[image: andreas-nesselthaler-pyramus-und-thisbe.jpg]
*Pyramus and Thisbe:  *The first tale of tragic love
Anyone seeking relationship advice might not want to consult the annals of
Classical Mythology which are rife with sad tales of love gone awry.    In
fact, tragic love is as integral a part of mythology as rapacious monsters,
perilous quests and self-fulfilling prophecies.  During these daily
journeys through the ethereal realm, we've already encountered Echo, who
literally faded into nothingness from the anguish of unrequited love for
Narcissus, and Pygmalion, who fell obsessively in love with the sculpture
he, himself, crafted.  Today's excursion brings us to Babylon, the capital
city of Babylonia, a region within Mesopotamia: the setting of one of the
earliest stories of ill-fated love:  that of Pyramus and Thisbe.     A
young man Pyramus and slightly younger woman Thisbe were neighbors in the
bustling city of Babylon, one of the first true cities to have taken root
in  the region historians now call "The Fertile Crescent."

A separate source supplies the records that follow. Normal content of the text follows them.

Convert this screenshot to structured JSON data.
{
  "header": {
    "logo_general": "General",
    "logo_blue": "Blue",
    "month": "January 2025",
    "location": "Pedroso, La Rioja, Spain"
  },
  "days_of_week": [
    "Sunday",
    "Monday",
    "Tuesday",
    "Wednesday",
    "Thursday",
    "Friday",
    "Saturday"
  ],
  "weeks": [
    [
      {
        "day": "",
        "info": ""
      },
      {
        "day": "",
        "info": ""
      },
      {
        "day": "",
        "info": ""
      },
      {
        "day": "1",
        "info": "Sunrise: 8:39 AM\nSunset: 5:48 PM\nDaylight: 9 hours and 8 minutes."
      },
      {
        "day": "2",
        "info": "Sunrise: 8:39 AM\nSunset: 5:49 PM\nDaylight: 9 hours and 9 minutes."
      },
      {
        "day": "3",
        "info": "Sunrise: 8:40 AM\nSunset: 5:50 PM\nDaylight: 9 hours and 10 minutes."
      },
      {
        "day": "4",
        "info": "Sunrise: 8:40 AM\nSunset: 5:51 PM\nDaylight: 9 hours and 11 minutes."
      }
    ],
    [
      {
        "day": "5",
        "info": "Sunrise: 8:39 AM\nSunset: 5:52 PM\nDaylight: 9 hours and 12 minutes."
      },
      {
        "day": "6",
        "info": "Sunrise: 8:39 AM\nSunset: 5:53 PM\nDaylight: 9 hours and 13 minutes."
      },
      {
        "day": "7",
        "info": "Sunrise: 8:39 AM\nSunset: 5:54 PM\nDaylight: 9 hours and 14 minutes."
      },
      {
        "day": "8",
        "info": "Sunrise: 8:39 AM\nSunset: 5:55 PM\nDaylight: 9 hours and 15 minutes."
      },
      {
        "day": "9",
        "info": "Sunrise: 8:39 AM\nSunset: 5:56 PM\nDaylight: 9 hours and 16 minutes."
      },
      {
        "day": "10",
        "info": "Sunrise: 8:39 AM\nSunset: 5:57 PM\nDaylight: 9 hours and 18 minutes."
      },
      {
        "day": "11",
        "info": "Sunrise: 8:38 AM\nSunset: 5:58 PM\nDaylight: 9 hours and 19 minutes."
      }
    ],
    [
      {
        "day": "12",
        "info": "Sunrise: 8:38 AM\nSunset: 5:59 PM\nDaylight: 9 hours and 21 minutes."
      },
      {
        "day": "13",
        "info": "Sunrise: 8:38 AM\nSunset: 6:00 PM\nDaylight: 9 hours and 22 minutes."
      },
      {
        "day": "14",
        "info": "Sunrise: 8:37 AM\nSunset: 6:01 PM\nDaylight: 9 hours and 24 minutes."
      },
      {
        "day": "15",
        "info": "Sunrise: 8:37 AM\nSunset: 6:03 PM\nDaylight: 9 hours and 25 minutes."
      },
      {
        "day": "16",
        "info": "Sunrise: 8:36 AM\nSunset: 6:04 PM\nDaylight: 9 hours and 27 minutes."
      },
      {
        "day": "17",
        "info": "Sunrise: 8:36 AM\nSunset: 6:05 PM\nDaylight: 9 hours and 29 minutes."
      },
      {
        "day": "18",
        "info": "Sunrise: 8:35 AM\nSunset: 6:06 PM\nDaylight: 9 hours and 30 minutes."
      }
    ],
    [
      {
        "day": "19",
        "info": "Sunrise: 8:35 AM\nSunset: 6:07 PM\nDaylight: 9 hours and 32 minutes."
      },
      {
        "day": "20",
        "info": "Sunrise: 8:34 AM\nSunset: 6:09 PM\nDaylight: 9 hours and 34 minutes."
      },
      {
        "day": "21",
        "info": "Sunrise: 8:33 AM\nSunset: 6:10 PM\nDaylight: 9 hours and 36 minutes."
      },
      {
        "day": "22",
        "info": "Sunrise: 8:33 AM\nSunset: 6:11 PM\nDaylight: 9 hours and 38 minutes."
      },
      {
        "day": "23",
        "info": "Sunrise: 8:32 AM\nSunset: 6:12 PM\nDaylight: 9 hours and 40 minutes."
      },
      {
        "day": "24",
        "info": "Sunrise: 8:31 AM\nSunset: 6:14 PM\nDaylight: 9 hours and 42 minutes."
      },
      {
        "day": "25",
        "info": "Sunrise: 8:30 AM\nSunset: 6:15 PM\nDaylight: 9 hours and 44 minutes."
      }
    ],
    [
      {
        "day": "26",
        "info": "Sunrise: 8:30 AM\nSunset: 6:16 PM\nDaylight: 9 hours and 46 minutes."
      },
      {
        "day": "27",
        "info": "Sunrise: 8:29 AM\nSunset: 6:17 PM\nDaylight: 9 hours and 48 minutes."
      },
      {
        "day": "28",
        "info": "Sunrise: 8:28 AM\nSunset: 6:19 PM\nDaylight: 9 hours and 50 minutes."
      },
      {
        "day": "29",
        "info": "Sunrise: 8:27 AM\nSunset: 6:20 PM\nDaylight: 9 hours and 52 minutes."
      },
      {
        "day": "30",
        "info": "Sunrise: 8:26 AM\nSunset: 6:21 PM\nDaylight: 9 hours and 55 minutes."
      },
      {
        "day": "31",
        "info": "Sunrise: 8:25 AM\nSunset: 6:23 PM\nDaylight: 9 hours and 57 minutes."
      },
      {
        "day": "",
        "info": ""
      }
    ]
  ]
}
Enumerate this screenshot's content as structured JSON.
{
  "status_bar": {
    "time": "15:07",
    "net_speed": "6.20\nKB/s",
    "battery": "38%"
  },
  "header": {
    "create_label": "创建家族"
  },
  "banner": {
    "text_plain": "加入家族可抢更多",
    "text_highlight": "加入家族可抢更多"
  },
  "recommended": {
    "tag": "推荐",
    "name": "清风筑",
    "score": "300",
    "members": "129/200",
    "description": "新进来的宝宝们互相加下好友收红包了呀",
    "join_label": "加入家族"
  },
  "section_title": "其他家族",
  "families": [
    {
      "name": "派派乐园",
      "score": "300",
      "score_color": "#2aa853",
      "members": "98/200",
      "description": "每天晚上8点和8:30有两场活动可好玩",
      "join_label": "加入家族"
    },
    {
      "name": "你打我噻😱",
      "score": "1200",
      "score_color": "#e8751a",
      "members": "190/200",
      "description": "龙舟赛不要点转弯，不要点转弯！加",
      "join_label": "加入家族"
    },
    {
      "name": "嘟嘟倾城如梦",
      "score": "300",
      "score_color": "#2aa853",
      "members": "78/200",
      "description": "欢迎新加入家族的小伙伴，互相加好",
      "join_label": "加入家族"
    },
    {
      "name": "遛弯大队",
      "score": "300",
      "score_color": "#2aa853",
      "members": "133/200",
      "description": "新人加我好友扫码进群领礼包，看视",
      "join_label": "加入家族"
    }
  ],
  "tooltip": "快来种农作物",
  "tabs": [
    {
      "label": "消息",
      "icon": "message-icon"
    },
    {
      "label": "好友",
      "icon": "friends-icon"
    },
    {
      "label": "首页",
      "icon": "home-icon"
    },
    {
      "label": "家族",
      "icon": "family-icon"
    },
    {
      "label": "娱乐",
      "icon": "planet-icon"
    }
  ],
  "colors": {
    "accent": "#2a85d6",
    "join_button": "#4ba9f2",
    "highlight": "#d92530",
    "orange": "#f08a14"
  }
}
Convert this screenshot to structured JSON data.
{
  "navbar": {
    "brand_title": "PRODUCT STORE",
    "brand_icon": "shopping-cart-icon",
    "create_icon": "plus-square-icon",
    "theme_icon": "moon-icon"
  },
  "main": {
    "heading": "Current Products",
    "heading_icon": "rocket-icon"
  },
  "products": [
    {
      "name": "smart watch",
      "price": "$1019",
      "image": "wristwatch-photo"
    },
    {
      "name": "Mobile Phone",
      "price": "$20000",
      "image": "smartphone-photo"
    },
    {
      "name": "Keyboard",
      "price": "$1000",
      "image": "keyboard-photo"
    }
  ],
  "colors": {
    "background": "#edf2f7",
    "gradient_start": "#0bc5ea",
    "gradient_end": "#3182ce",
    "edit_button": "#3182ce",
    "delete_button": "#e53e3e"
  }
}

Pyramus had often watched Thisbe through a chink in his parents's garden
wall. He saw her often playing chase with her brothers and tending to her
garden.  Thisbe was so pretty and cheerful that he soon fell in love with
her.  Eventually, Pyramus summoned enough courage to call to her through
the chink while she was sitting alone in her parents' courtyard.  Thisbe
was initially reluctant to approach the wall for her parents had warned her
to always avoid the neighbors behind it.  "We hate them and they us," her
father had once told her sternly. "They are monsters and there is nothing
good about them!"    While Thisbe stood transfixed before the wall, Pyramus
spoke softly to her.    "I won't harm you," the voice assured her.  "You
are very beautiful and I just want to see you more clearly."  Despite her
misgivings, Thisbe walked up to the wall because the voice was so soothing
and melodious.   "Are you a monster?   Will you devour me?" she nervously
asked.   Pyramus invited her to look at him through the hole.    When she
did so she discovered that Pyramus was a handsome young man.   She then
spoke to him and told him her name.  He told her his.  Thus started a
relationship that lasted for many months.   Every day they gathered by the
wall and spoke, sometimes for just minutes, at other times for hours.  They
soon fell in love and vowed to remain forever faithful to each other.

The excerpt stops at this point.